2.8) A ligação de vogal tônica final com vogal ou ditongo tônicos iniciais de vocábulo é, normalmente, mantida como hiato. Exemplos: ali há [a’li ’a], sé alva [‘sɛ ’al.vɐ];

2.9) A ligação de vogal tônica final de vocábulo com vogal ou ditongo átonos iniciais de vocábulos é, normalmente, mantida como hiato, podendo, porém, ocorrer ditongação, se a vogal átona for [i] ou [u]. Exemplos: xará heróico[ʃa’ɾae’ɾↄ:I.kʊ], xará inimigo [ʃa’ɾa:i. ni’mi.gʊ], boné azul [bo’nɛa’zul], boné utilizado [bo’nɛ:ʊ.ʧi.li’za.dʊ];

2.10) A ligação de vogal átona final de vocábulo e vogal tônica inicial de vocábulo é, normalmente, mantida como hiato (essa unha [’ɛ.sɐũ.ɲɐ], essa ilha [’ɛ.sɐ ’i.ʎɐ]), mas pode ocorrer o alongamento ou duplicação, se as duas vogais forem do mesmo tipo (essa água [’ɛ. sɐ ’a.gwɐ] ou [ɛ’sa.gwɐ], verde ilha [’ver.ʤI ’i.ʎɐ] ou [ver’ʤi.ʎɐ]). Pode ocorrer a ditongação crescente se a vogal átona final de vocábulo for [i] ou [u] (esse ano [’e.sI ’a.nʊ] ou [’e.sja.nʊ], esse elo [’e.sI ’ɛ.lʊ] ou [’e.sjɛ.lʊ], etc.).

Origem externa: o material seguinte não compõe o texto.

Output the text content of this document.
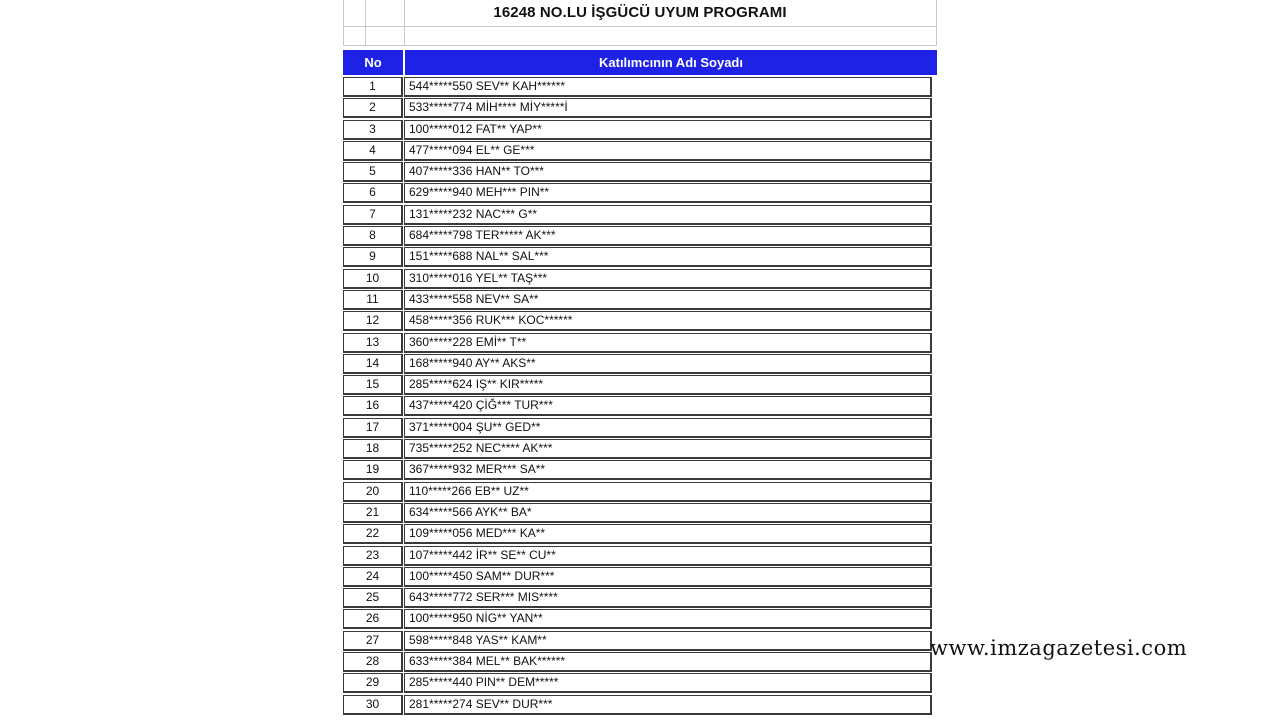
16248 NO.LU İŞGÜCÜ UYUM PROGRAMI
No	Katılımcının Adı Soyadı
1	544*****550 SEV** KAH******
2	533*****774 MİH**** MİY*****İ
3	100*****012 FAT** YAP**
4	477*****094 EL** GE***
5	407*****336 HAN** TO***
6	629*****940 MEH*** PIN**
7	131*****232 NAC*** G**
8	684*****798 TER***** AK***
9	151*****688 NAL** SAL***
10	310*****016 YEL** TAŞ***
11	433*****558 NEV** SA**
12	458*****356 RUK*** KOC******
13	360*****228 EMİ** T**
14	168*****940 AY** AKS**
15	285*****624 IŞ** KIR*****
16	437*****420 ÇİĞ*** TUR***
17	371*****004 ŞU** GED**
18	735*****252 NEC**** AK***
19	367*****932 MER*** SA**
20	110*****266 EB** UZ**
21	634*****566 AYK** BA*
22	109*****056 MED*** KA**
23	107*****442 İR** SE** CU**
24	100*****450 SAM** DUR***
25	643*****772 SER*** MIS****
26	100*****950 NİG** YAN**
27	598*****848 YAS** KAM**
28	633*****384 MEL** BAK******
29	285*****440 PIN** DEM*****
30	281*****274 SEV** DUR***
www.imzagazetesi.com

2.11) A ligação de vogal átona final de vocábulo e vogal átona inicial de vocábulo pode manter-se em hiato, ser transformada em ditongação ou em alongamento ou duplicação, ou em elisão9. Temos:

2.11.1) Em hiato, alongamento ou elisão, quando a vogal átona final é [ɐ] e a vogal inicial é [a], [ɐ] ou [ɐ̃]. Exemplos: essa apuração [’ɛ.sɐa.pu.ɾa’sɐ̃:ʊ], [’ɛ.sa:pu.ɾa’sɐ̃:ʊ] ou [’ɛ. sa.pu.ɾa’sɐ̃:ʊ], essa animação [’ɛ.sɐa.ni.ma’sɐ̃:ʊ], [’ɛ.sa:ni.ma’sɐ̃:ʊ] ou [’ɛ.sa.ni.ma’sɐ̃:ʊ].

2.11.2) Em hiato ou elisão, quando a vogal átona final é [ɐ] e a vogal átona inicial é [e], [], [o] ou [õ]. Exemplos: obra emérita [’o.bɾɐe’mɛ.ɾi.tɐ], [’o.bɾe’mɛ.ɾi.tɐ].

2.11.3) Em hiato, ditongo ou elisão, quando a vogal átona final é [ɐ] e a vogal átona inicial é [i], [ĩ], [u] ou [ũ]. Exemplos: linda união [’lĩ.dɐu.ni’ɐ̃:ʊ], [’lĩ.daʊ.ni’ɐ̃:ʊ] ou [’lĩ. du.ni’ɐ̃:ʊ].

2.11.4) Em hiato ou ditongo, quando a vogal átona final é [I] e a inicial qualquer uma que não [I]. Exemplos: leve aragem [’lɛ.vIa’ɾa.g:I] ou [’lɛ.vja’ɾa.g:I].

2.11.5) Em hiato, alongamento ou elisão, quando a vogal átona final é [I] e a inicial

[i] ou [ĩ]. Exemplos: esse hipócrita [’e.sI i’p.kɾi.tɐ], [’e.si:’p.kɾi.tɐ] ou [’e.si’p.kɾi.tɐ].

2.11.6) Em hiato, ditongo ou elisão, quando a vogal átona final é [ʊ] e a inicial qualquer uma que não [ʊ]. Exemplos: medo horrível [’me.dʊo’ri.vel], [’me.dwo’ri.vel] ou [’me.do’ri.vel].

2.11.7) Em hiato, alongamento ou elisão, quando a vogal átona final é [ʊ] e a inicial

[u] ou [ũ]. Exemplos: livro utilíssimo [’li.vɾʊu.ʧi’li.si.mʊ], [’li.vɾu:ʧi’li.si.mʊ] ou [’li.vɾu.ʧi’li.si.mʊ].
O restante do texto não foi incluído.